There are no other varieties of Irish moss, though there is a plant that is commonly associated with Irish moss, and some even believed it to be a variety of Irish moss. It is also a member of the caryophyllaceae, or carnation, family, and offers much of the same uses in garden design and landscaping as Irish moss. That plant is Scotch moss, or arenaria verna. Whereas Irish moss is a lush and deep green, Scotch moss is a much brighter, lemony colored green. Scotch moss also grows in flower petal, cup-like shapes, whereas Irish moss grows in short stems.

The two plants look relatively identical save for the color difference until they bloom. Irish moss blooms in small white flowers on individual stems. Scotch moss, however, grows in clusters, which will unfurl to reveal brown triangular seeds, as noted by Wisconsin Horticulture. Mature Scotch moss will also self seed through these seed clusters, which can also be easily removed to slow and contain growth. You can even intermingle both plants for what Family Handyman refers to as a mosaic effect.

Is Irish moss toxic?

There is very little information on the toxicity of Irish moss to humans, cats, or dogs. Another plant referred to as Irish moss, chondrus crispus, is well loved for its health benefits. The red algae was a favorite during the Irish potato famine, when people started eating it in an effort not to starve, as noted by Gaia Herbs

Since there isn't much information on the carnation relative's toxicity, be careful not to mix the two up. Also, lean towards the cautious side by not ingesting the evergreen perennial, and monitor children and animals when around it. 

That being said, Irish moss has been used as a dog-friendly alternative to grass; The Honest Kitchen recommends it for being non-toxic and tolerant of dogs running, munching, or digging at it. If you have a dog or outdoor cat, or have brought the plant inside, still take care to monitor your furry friend and keep Irish moss out of reach. Finally, call your vet if you suspect your pet may be experiencing poisoning symptoms, as carnations have been known to have a (albeit low) toxicity level (via Garden Guides).

How to repot Irish moss

Irish moss does not have to be restricted to your backyard or rock garden. In fact, many people prefer to pot Irish moss in containers, either to bring indoors during inclement weather, to prevent spreading, or to keep it as a houseplant. Irish moss prefers a well draining, fertile, but ultimately average potting soil, according to Garden Tabs.

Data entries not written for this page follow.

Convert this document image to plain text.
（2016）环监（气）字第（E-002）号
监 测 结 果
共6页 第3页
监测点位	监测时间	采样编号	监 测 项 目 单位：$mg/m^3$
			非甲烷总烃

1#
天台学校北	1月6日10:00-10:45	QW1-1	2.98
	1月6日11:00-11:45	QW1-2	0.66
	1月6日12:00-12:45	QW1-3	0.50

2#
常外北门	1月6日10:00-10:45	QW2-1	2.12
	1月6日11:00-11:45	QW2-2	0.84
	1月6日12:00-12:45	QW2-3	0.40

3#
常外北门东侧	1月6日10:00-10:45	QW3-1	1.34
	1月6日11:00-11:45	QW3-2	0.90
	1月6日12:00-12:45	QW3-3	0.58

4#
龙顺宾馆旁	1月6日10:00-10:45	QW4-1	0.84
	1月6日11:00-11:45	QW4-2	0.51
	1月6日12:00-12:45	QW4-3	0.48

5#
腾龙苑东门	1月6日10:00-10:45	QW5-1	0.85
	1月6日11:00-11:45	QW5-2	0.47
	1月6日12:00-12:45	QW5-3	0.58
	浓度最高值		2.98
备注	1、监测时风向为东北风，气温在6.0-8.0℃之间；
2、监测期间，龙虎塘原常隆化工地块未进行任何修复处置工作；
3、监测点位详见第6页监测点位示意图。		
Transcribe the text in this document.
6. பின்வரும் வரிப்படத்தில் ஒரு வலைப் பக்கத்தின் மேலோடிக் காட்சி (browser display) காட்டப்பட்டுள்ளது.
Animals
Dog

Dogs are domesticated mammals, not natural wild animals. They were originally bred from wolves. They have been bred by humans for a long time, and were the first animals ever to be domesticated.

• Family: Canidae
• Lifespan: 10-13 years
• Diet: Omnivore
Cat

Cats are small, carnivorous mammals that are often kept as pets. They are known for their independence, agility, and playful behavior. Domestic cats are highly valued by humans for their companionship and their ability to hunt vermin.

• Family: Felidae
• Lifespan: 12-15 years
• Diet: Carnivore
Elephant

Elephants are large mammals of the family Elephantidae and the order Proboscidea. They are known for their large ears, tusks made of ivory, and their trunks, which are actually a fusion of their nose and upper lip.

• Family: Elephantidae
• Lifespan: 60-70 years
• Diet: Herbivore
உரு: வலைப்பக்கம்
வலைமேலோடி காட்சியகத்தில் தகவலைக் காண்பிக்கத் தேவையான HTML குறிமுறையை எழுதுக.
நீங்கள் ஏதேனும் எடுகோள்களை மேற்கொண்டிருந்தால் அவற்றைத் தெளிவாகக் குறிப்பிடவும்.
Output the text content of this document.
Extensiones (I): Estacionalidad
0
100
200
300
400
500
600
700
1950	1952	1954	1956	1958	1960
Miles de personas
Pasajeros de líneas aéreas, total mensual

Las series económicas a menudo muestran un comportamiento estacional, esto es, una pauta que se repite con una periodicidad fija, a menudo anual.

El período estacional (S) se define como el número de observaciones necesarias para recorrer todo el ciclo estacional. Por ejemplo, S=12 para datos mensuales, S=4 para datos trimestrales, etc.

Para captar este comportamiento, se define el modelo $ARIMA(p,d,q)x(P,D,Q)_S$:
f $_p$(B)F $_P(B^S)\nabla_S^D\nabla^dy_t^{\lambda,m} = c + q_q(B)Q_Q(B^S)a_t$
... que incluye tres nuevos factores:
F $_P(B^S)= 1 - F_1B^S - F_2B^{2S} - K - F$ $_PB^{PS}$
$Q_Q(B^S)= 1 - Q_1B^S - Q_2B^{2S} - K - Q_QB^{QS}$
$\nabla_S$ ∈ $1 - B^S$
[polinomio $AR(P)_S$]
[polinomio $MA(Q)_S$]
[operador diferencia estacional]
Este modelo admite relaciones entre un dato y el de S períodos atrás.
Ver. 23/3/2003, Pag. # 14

That being said, potted plants will not receive the same nutrients that an inground plant consistently does, so consider amending the soil with organic matter like compost, or fertilizing a little more frequently, being careful not to overwhelm the plant.

As for replanting, UK Houseplants recommends repotting Irish moss every three years. If the plant is growing too big for its pot, go up a pot size. Since Irish moss has a tendency to spread, wider and shallower pots are ideal. Simply remove the plant from its old pot, remove as much old dirt as possible from the roots, and add to the new pot with a well draining soil.